Jayr slipped Harlech's dagger into a sheath on her hip, clasped hands with her second, and made her way back to the keep. Only a few hours remained until dawn, and preparations for the annual tournament had reached a critical point. She had yet to see to her master's needs, she would have to do something about Rainer and Harlech, and find a moment to check on Alexandra as well.


She had to move faster.


It could be worse, Jayr thought as she hurried through the corridors to the wardrobe. During her human life, tournaments had included immense feasts that required emptying out the keep's larder and stockyards. Some had lasted for days, even weeks. Fortunately the Kyn's diet limited their choices of nourishment to blood and wine, both of which Jayr had stockpiled for months in anticipation of the demand.


What troubled her was what she could not anticipate. The Kyn driven out of France and Italy had few ties with the American jardins, and were likely eager to set up new territories. Most of their lords were men unknown to her or her master. They might use the tournament as a means to acquire new status from Cyprien and eliminate their rivals.


The last time the Kyn had resorted to achieving rank and status through assassinations, they had touched off the jardin wars.


Jayr went to the north wing of the Realm, where much of the household work was done. There the keeper of the wardrobe, Farlae, ruled over his small band of tanners, fullers, weavers, and seamstresses.


Most of the garment making took place in two large work-rooms. The skilled women of the jardin gathered to ply their needles in the busy, friendly confines of the first chamber, while Farlae's sewing machines, forms, and armoires occupied the adjoining room. Anyone could enter the communal sewing chamber, but few dared disturb the wardrobe master while he worked his magic in his private workroom.


"You look as if a leper were paying you court," a soft, amused voice said beside her.


"That might prove more entertaining than this night, Viviana." Jayr turned to see Harlech's wife dressed in a work gown and scarf. In her arms she carried two bolts of cloth, one gray and one so darkly purple that it seemed black. Stains of the same colors spattered her skirts. "I had thought the dye work finished."


"So did I, until a few hours ago." She handed the bolts to one of the seamstresses, who took them to the cutting table. Viviana rubbed her palms together as if ridding them of dirt. "One of the Italians sent his seneschal to Farlae with orders for purple and gray silks."
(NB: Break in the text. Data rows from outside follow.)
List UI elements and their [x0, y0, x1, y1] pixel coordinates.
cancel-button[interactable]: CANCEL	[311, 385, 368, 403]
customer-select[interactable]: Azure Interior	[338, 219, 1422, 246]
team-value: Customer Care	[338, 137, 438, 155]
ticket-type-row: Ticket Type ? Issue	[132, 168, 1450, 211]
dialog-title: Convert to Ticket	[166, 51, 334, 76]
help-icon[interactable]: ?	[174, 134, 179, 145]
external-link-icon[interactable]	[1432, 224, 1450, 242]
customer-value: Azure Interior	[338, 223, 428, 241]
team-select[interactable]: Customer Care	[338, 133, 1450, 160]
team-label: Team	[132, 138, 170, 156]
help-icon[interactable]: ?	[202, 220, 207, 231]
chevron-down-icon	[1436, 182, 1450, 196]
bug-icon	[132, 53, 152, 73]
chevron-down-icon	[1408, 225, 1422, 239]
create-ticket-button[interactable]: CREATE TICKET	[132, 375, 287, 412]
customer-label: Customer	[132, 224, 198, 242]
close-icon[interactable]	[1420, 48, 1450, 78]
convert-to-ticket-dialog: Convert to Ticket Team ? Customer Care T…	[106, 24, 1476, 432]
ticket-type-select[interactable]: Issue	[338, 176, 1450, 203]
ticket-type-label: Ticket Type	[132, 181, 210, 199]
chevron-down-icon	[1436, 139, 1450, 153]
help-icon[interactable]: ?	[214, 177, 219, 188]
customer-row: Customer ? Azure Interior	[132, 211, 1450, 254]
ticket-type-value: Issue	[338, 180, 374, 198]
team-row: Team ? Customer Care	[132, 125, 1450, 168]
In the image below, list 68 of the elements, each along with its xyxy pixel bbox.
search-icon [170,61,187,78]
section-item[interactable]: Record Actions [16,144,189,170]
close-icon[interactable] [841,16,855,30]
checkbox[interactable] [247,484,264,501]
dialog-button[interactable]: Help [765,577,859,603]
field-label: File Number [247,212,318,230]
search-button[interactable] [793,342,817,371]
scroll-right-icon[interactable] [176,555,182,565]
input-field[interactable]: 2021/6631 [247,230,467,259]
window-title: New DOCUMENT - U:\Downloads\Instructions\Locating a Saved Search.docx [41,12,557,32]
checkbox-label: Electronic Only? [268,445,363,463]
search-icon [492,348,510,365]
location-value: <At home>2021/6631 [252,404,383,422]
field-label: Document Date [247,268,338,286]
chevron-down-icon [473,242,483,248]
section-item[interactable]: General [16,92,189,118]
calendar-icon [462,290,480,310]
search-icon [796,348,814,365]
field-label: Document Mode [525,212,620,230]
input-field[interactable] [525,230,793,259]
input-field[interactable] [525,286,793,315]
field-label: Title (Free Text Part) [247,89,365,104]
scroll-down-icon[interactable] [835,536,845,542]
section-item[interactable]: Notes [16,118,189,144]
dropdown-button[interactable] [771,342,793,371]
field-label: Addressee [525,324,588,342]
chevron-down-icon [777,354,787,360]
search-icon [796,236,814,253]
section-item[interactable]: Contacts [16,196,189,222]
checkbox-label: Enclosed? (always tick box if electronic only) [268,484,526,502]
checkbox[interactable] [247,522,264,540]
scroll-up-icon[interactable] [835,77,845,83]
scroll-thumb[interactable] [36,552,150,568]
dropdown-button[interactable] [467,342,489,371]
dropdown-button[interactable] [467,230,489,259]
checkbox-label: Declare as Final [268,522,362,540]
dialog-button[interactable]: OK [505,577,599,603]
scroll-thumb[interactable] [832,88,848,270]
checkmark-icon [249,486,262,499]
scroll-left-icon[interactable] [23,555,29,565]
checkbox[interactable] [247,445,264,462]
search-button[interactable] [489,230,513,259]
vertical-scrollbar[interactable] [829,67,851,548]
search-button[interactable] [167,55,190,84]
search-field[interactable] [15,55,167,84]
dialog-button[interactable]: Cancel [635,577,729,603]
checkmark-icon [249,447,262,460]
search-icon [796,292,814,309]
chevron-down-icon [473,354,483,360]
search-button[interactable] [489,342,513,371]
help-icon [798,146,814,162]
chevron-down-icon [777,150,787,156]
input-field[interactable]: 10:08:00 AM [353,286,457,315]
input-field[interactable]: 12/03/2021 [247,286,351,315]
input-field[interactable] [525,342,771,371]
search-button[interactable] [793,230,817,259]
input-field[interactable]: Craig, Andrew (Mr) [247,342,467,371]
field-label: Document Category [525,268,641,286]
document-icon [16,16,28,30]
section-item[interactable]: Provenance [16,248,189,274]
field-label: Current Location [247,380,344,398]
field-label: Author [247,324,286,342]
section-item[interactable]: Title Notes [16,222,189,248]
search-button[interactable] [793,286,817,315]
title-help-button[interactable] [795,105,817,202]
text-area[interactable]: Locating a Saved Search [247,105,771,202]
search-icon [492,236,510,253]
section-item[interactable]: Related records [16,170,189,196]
Jayr frowned. The Kyn held on to few of the old superstitions, but one they did was the custom of retiring the colors of any fallen jardin. It showed respect for the dead while neatly avoiding any lingering bad luck they may have left behind.


Purple and gray had enormous misfortune attached to them, for they had once belonged to Sherwood.


"A tribute banner is unlikely," Jayr said to her friend. "Who would want to show them?"


"None save a Judas, I daresay." Viviana tucked a strand of her auburn hair behind her small ear, and for a moment Jayr thought she looked angry. "Unless there are other surprise guests come to bedevil me and my women, all will be finished here by morn." She nodded toward the closed door separating the two chambers. "Farlae will have it no other way."